The video shows the device booted to the gear screen and then opened, showing the various iPhone 6s and 6 components laid out and connected inside the rear shell. Several components such as the rear camera are missing, but there are enough parts present to deliver data to the iPhone 6s display.
One heavily rumored feature for the iPhone 6s is support for Force Touch, allowing the device to sense how hard the user is pressing on the display and activate differential controls depending on how much pressure is being applied. While the partially booting phone does not prove Force Touch support is present, there are some definite differences from the iPhone 6 such as the shielding on the rear of the display being glued in place rather than screwed in.

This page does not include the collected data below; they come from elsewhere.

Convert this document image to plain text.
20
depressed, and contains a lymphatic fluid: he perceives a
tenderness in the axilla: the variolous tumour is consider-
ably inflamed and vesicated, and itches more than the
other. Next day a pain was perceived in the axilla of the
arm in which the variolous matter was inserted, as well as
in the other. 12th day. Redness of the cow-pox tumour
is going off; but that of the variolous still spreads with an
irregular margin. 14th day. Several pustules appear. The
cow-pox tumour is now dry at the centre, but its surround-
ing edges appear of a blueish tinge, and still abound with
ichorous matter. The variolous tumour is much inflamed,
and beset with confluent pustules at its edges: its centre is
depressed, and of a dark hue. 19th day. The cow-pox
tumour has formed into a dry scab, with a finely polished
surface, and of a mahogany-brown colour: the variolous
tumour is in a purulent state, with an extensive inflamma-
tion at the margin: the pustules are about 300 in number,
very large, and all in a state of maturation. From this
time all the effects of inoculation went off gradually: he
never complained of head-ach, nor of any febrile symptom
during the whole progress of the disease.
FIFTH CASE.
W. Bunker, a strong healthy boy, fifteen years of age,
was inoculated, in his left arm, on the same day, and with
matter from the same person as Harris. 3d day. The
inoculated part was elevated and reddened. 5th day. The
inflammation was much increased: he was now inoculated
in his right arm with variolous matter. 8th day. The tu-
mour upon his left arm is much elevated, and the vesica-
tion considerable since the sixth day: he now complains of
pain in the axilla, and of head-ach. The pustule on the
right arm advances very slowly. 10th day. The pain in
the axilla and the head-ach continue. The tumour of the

In addition to the iPhone 6s built from parts, we’ve also received photos of an iPhone 6s logic board showing some details of the device’s main components. Previous leaks have shown the logic board to contain Qualcomm’s MDM9635M LTE baseband modem to support faster LTE with increased power efficiency, and our own photos have now confirmed the iPhone 6s will also include Qualcomm’s WTR3925 radio frequency transceiver chip to pair with the new modem for enhanced cellular network performance.

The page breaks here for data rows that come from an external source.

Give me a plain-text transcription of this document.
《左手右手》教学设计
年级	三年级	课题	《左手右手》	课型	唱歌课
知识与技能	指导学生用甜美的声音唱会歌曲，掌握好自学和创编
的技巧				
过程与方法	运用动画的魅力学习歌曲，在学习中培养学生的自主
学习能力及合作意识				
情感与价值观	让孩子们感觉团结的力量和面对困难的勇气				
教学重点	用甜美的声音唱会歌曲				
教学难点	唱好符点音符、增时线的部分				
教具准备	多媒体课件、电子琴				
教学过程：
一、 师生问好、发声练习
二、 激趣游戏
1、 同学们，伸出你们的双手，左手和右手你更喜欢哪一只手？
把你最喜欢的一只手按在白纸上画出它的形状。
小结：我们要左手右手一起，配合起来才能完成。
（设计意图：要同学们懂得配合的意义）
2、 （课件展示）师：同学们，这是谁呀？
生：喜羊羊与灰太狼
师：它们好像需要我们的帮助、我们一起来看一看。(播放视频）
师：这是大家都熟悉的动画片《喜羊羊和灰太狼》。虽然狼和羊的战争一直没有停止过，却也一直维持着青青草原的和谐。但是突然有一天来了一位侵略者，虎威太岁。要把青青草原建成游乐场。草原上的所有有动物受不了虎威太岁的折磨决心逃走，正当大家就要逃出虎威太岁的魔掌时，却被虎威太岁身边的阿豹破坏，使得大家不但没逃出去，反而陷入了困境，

iPhone 6s logic board (top) with zoom of RF transceiver section (bottom left) showing WTR3925 boxed in red and compared to corresponding portion of iPhone 6 logic board (bottom right) with WTR1625L boxed in blue and companion WFR1620 boxed in yellow
The new chip is fabricated on a smaller and more power efficient 28-nm process, down from the 65-nm process used for the WTR1625L chip found in the iPhone 6 and 6 Plus. Also of note, the new WTR3925 eliminates the need for a separate companion chip (WFR1620 on the iPhone 6) for carrier aggregation, which combines separate spectrums into a single faster connection to increase data speeds and network capacity. By combining the functions of two chips into one on the iPhone 6s, power efficiency and performance are improved while taking up less space on the logic board.
Perhaps the most anticipated part from the iPhone 6s from a technical perspective is the A9 chip that serves as the heart of the device. Unfortunately, the logic board we received pictures of appears to be a pre-production unit that is missing some details including the A9 stamp itself and markings that would reveal how much RAM is included in the package.

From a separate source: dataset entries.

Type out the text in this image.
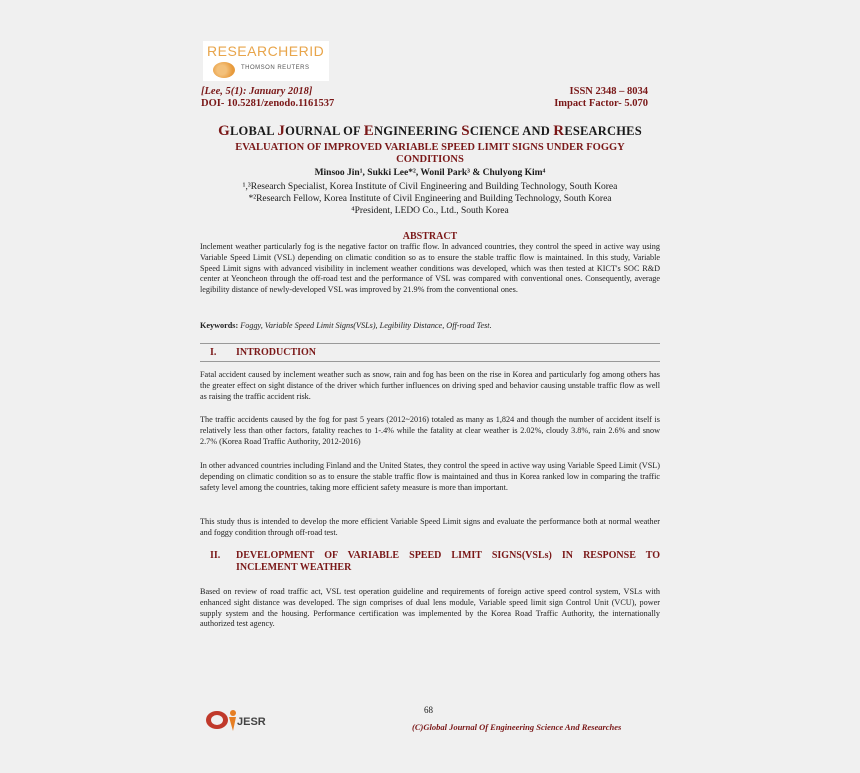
RESEARCHERID
THOMSON REUTERS
[Lee, 5(1): January 2018]
DOI- 10.5281/zenodo.1161537
ISSN 2348 – 8034
Impact Factor- 5.070
GLOBAL JOURNAL OF ENGINEERING SCIENCE AND RESEARCHES
EVALUATION OF IMPROVED VARIABLE SPEED LIMIT SIGNS UNDER FOGGY
CONDITIONS
Minsoo Jin¹, Sukki Lee*², Wonil Park³ & Chulyong Kim⁴
¹,³Research Specialist, Korea Institute of Civil Engineering and Building Technology, South Korea
*²Research Fellow, Korea Institute of Civil Engineering and Building Technology, South Korea
⁴President, LEDO Co., Ltd., South Korea
ABSTRACT
Inclement weather particularly fog is the negative factor on traffic flow. In advanced countries, they control the speed in active way using Variable Speed Limit (VSL) depending on climatic condition so as to ensure the stable traffic flow is maintained. In this study, Variable Speed Limit signs with advanced visibility in inclement weather conditions was developed, which was then tested at KICT's SOC R&D center at Yeoncheon through the off-road test and the performance of VSL was compared with conventional ones. Consequently, average legibility distance of newly-developed VSL was improved by 21.9% from the conventional ones.
Keywords: Foggy, Variable Speed Limit Signs(VSLs), Legibility Distance, Off-road Test.
I. INTRODUCTION
Fatal accident caused by inclement weather such as snow, rain and fog has been on the rise in Korea and particularly fog among others has the greater effect on sight distance of the driver which further influences on driving sped and behavior causing unstable traffic flow as well as raising the traffic accident risk.
The traffic accidents caused by the fog for past 5 years (2012~2016) totaled as many as 1,824 and though the number of accident itself is relatively less than other factors, fatality reaches to 1-.4% while the fatality at clear weather is 2.02%, cloudy 3.8%, rain 2.6% and snow 2.7% (Korea Road Traffic Authority, 2012-2016)
In other advanced countries including Finland and the United States, they control the speed in active way using Variable Speed Limit (VSL) depending on climatic condition so as to ensure the stable traffic flow is maintained and thus in Korea ranked low in comparing the traffic safety level among the countries, taking more efficient safety measure is more than important.
This study thus is intended to develop the more efficient Variable Speed Limit signs and evaluate the performance both at normal weather and foggy condition through off-road test.
II. DEVELOPMENT OF VARIABLE SPEED LIMIT SIGNS(VSLs) IN RESPONSE TO
INCLEMENT WEATHER
Based on review of road traffic act, VSL test operation guideline and requirements of foreign active speed control system, VSLs with enhanced sight distance was developed. The sign comprises of dual lens module, Variable speed limit sign Control Unit (VCU), power supply system and the housing. Performance certification was implemented by the Korea Road Traffic Authority, the internationally authorized test agency.
68
JESR	(C)Global Journal Of Engineering Science And Researches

Main chips and SIM slots for iPhone 6 (left, via iFixit) and iPhone 6s (right)
We can see, however, that that the A9 package is roughly 10 percent larger in area than the A8 package found in the iPhone 6. The reason for the increased size isn’t confirmed, but it’s possible Apple has moved some additional functionality into the main chip to increase efficiency and save overall space.
The introduction of the iPhone 6s and 6s Plus is expected to occur in just two weeks at a media event reportedly planned for Wednesday, September 9. The event is also expected to feature several other announcements including a revamped Apple TV set-top box with support for Siri control and third-party apps.